What to do, when your Azure Function/Azure Web App application, after some time running, starts failing outgoing connections (e.g. HttpClient requests) on SocketException, but after restart your app starts to work.


System.Net.Sockets.SocketException
Exception while executing function Function1: An exception occurred while opening a connection to the server. 
An attempt was made to access a socket in a way forbidden by its access permissions.

The reason for this error is simple – you reached your’s sandbox (Project Kudu) currently opened outcoming sockets limit and sandbox disabled access for new sockets.

Azure connection limits

Limits per App Service Plans:

App Service PlanConnection Limit
Free F1250
Shared D1250
Basic B1 1 Instance1920
Basic B2 1 Instance3968
Basic B3 1 Instance8064
Standard S1 1 Instance1920
Standard S1 2 Instances1920 per instance
Standard S2 1 Instance3968
Standard S3 1 Instance8064
Premium P1 1 Instance (Preview)1920

Source: azurefieldnotes.com

How to solve this issue

Reason 1 – You really need so much connections

In case you really need so much connections opened at once, you have to upgrade you App Plan, according to limits table above.

Reason 2 – You have bug in you app

Check, if your application closes all the opened connections.
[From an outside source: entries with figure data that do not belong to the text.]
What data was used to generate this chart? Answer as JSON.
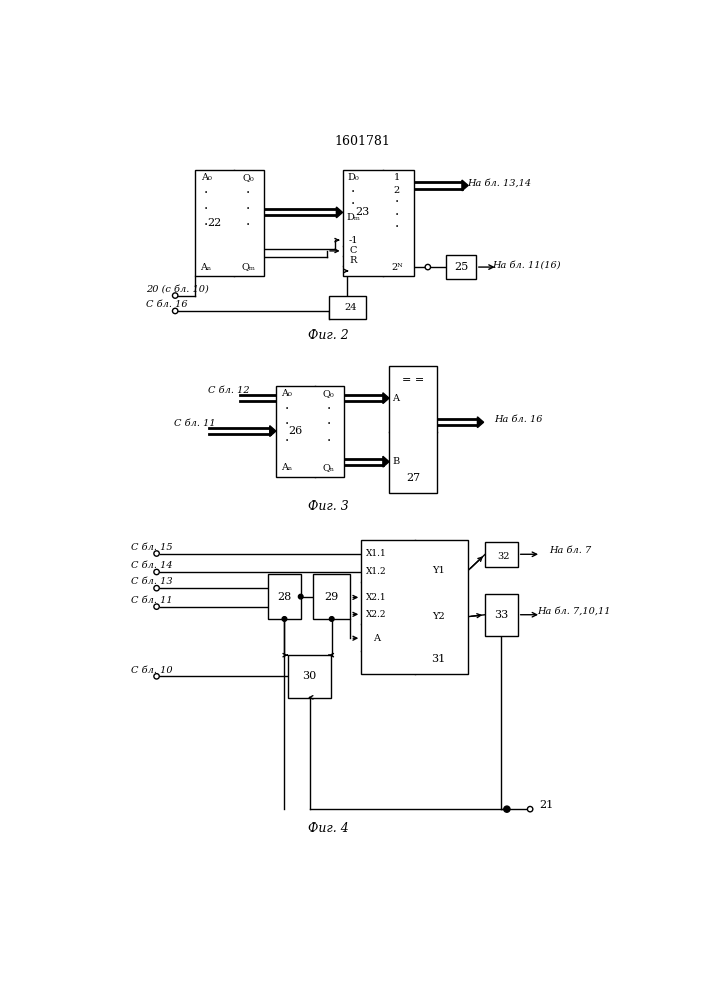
{
  "title": "1601781",
  "bg_color": "#ffffff",
  "line_color": "#000000",
  "fig2_caption": "Фиг. 2",
  "fig3_caption": "Фиг. 3",
  "fig4_caption": "Фиг. 4"
}
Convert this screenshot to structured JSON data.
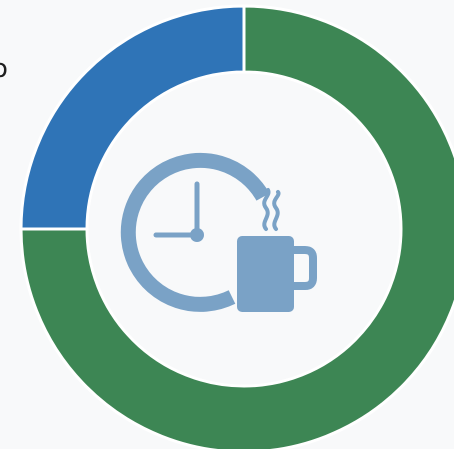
{
  "chart_data": {
    "type": "pie",
    "variant": "donut",
    "categories": [
      "",
      ""
    ],
    "values": [
      75,
      25
    ],
    "colors": [
      "#3d8654",
      "#2f74b7"
    ],
    "start_angle_deg": 0,
    "direction": "clockwise",
    "center_icon": "clock-and-coffee-mug-icon",
    "center_icon_color": "#7aa2c6",
    "separator_color": "#ffffff",
    "cropped_label_fragment": "o"
  }
}
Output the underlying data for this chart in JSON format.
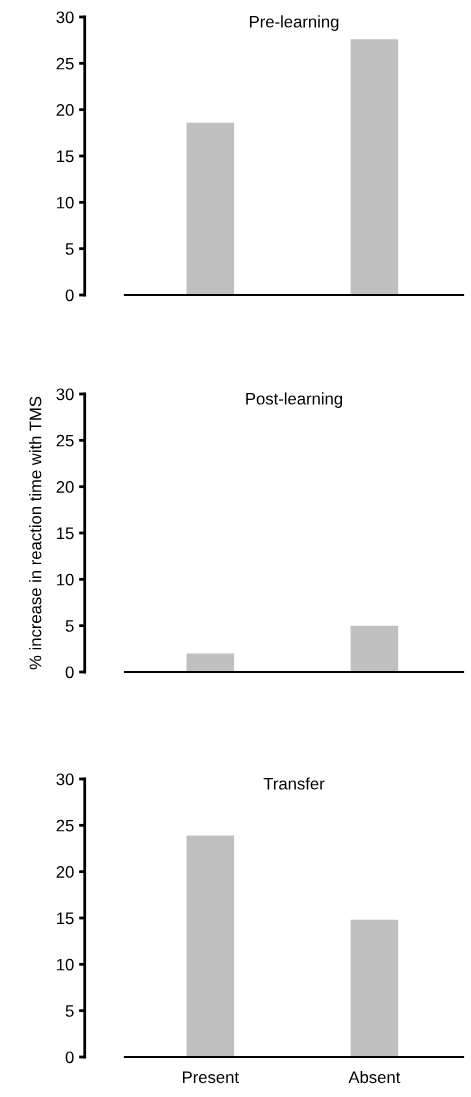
{
  "chart_data": [
    {
      "type": "bar",
      "title": "Pre-learning",
      "categories": [
        null,
        null
      ],
      "values": [
        18.6,
        27.6
      ],
      "color": "#c0c0c0",
      "ylim": [
        0,
        30
      ],
      "yticks": [
        0,
        5,
        10,
        15,
        20,
        25,
        30
      ],
      "grid": false
    },
    {
      "type": "bar",
      "title": "Post-learning",
      "ylabel": "% increase in reaction time with TMS",
      "categories": [
        null,
        null
      ],
      "values": [
        2,
        5
      ],
      "color": "#c0c0c0",
      "ylim": [
        0,
        30
      ],
      "yticks": [
        0,
        5,
        10,
        15,
        20,
        25,
        30
      ],
      "grid": false
    },
    {
      "type": "bar",
      "title": "Transfer",
      "categories": [
        "Present",
        "Absent"
      ],
      "values": [
        23.9,
        14.8
      ],
      "color": "#c0c0c0",
      "ylim": [
        0,
        30
      ],
      "yticks": [
        0,
        5,
        10,
        15,
        20,
        25,
        30
      ],
      "grid": false
    }
  ]
}
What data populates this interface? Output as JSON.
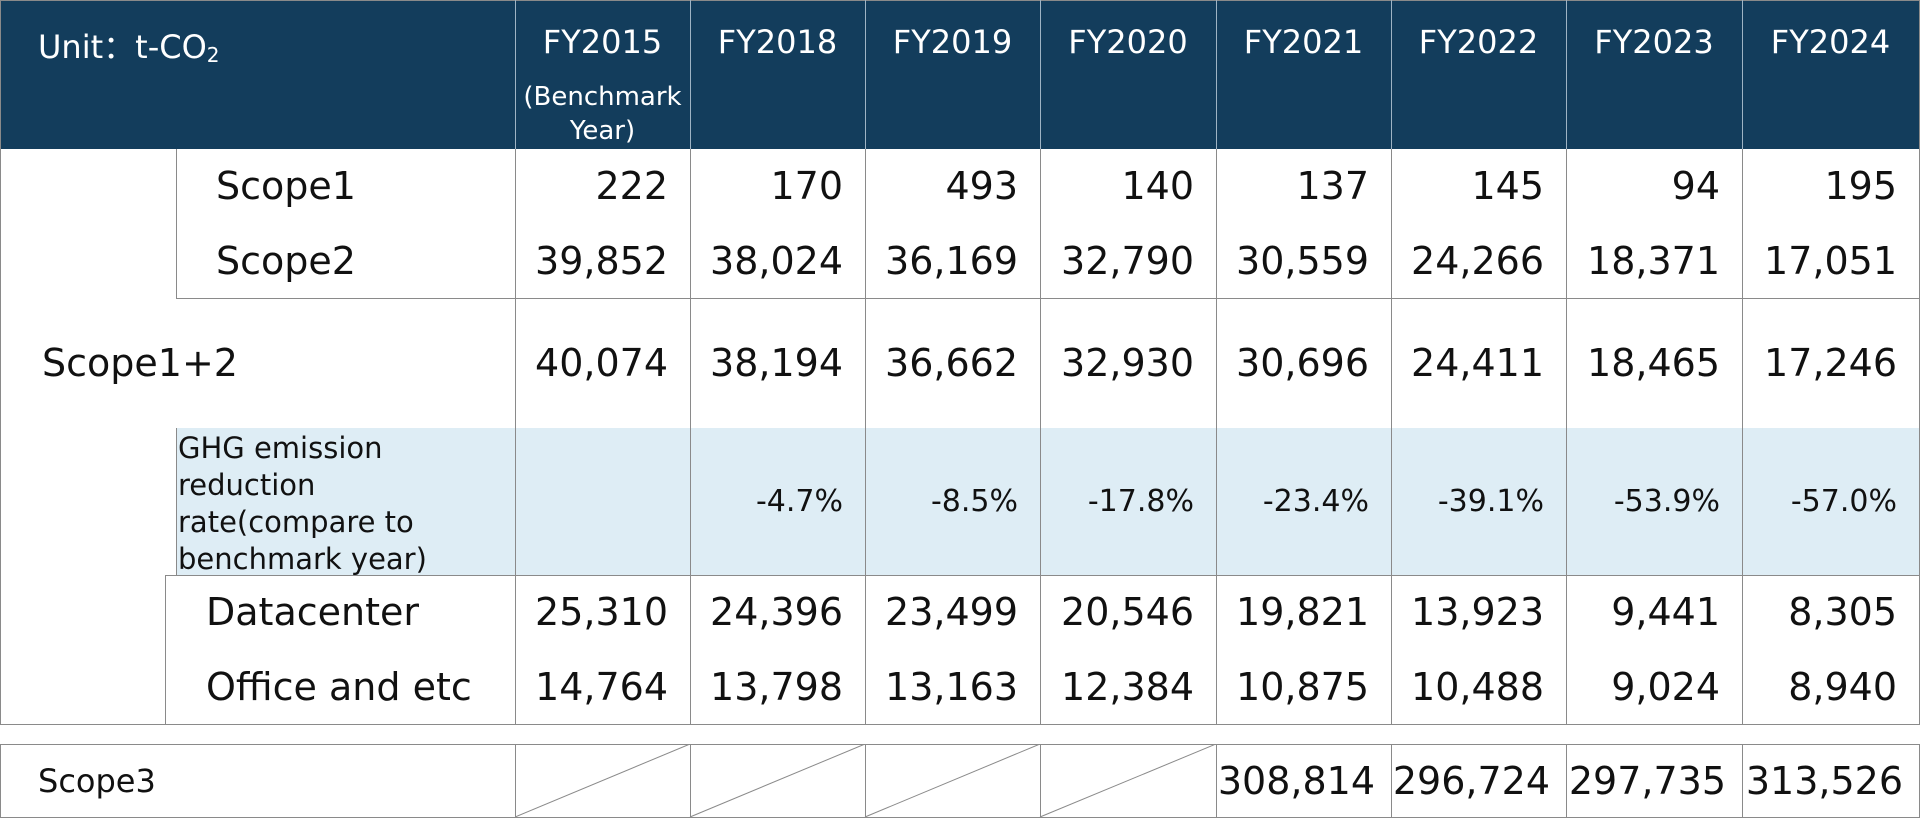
{
  "header": {
    "unit_prefix": "Unit：t-CO",
    "unit_sub": "2",
    "years": [
      "FY2015",
      "FY2018",
      "FY2019",
      "FY2020",
      "FY2021",
      "FY2022",
      "FY2023",
      "FY2024"
    ],
    "benchmark_note": "(Benchmark Year)"
  },
  "rows": {
    "scope1": {
      "label": "Scope1",
      "values": [
        "222",
        "170",
        "493",
        "140",
        "137",
        "145",
        "94",
        "195"
      ]
    },
    "scope2": {
      "label": "Scope2",
      "values": [
        "39,852",
        "38,024",
        "36,169",
        "32,790",
        "30,559",
        "24,266",
        "18,371",
        "17,051"
      ]
    },
    "scope12": {
      "label": "Scope1+2",
      "values": [
        "40,074",
        "38,194",
        "36,662",
        "32,930",
        "30,696",
        "24,411",
        "18,465",
        "17,246"
      ]
    },
    "rate": {
      "label": "GHG emission reduction rate(compare to benchmark year)",
      "values": [
        "",
        "-4.7%",
        "-8.5%",
        "-17.8%",
        "-23.4%",
        "-39.1%",
        "-53.9%",
        "-57.0%"
      ]
    },
    "datacenter": {
      "label": "Datacenter",
      "values": [
        "25,310",
        "24,396",
        "23,499",
        "20,546",
        "19,821",
        "13,923",
        "9,441",
        "8,305"
      ]
    },
    "office": {
      "label": "Office and etc",
      "values": [
        "14,764",
        "13,798",
        "13,163",
        "12,384",
        "10,875",
        "10,488",
        "9,024",
        "8,940"
      ]
    }
  },
  "scope3": {
    "label": "Scope3",
    "values": [
      "",
      "",
      "",
      "",
      "308,814",
      "296,724",
      "297,735",
      "313,526"
    ]
  }
}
For example in my application, source of this issue were not-released sockets by HttpClient.

How to use HttpClient (also) in Azure Functions/Web apps correctly

DON’T DO:


public static class HowToNotUseHttpClientInFunction
    {
        [FunctionName("HowToNotUseHttpClientInFunction")]
        public static async Task Run(List urls, ILogger log)
        {
            log.LogInformation("C# HTTP trigger function processed a request.");

            foreach(var url in urls)
            {
                using (var client = new HttpClient())
                {
                    var result = await client.GetAsync(url);
                    Console.WriteLine(result.Content);
                }
            }

        }
    }

Wrapping up HTTPClient into using() section will not work as you probably think – even the application exits, sockets stay to be opened and they will wait for OS’s timeout, after it can be reused.
So in this case, function is going to allocate 10 sockets and will release them after timeout. You can read more details on aspnetmonsters.com.

DO:


    public static class HowToUseHttpClientInFunction
    {
        public static HttpClient client = new HttpClient();

        [FunctionName("HowToUseHttpClientInFunction")]
        public static async Task Run(List urls, ILogger log)
        {
            log.LogInformation("C# HTTP trigger function processed a request.");

            foreach (var url in urls)
            {
                var result = await client.GetAsync(url);
                Console.WriteLine(result.Content);
            }

        }
    }

This way will open only one connection and reuse it for all HTTP requests needed by application, so you will not probably reach Kudu’s limits.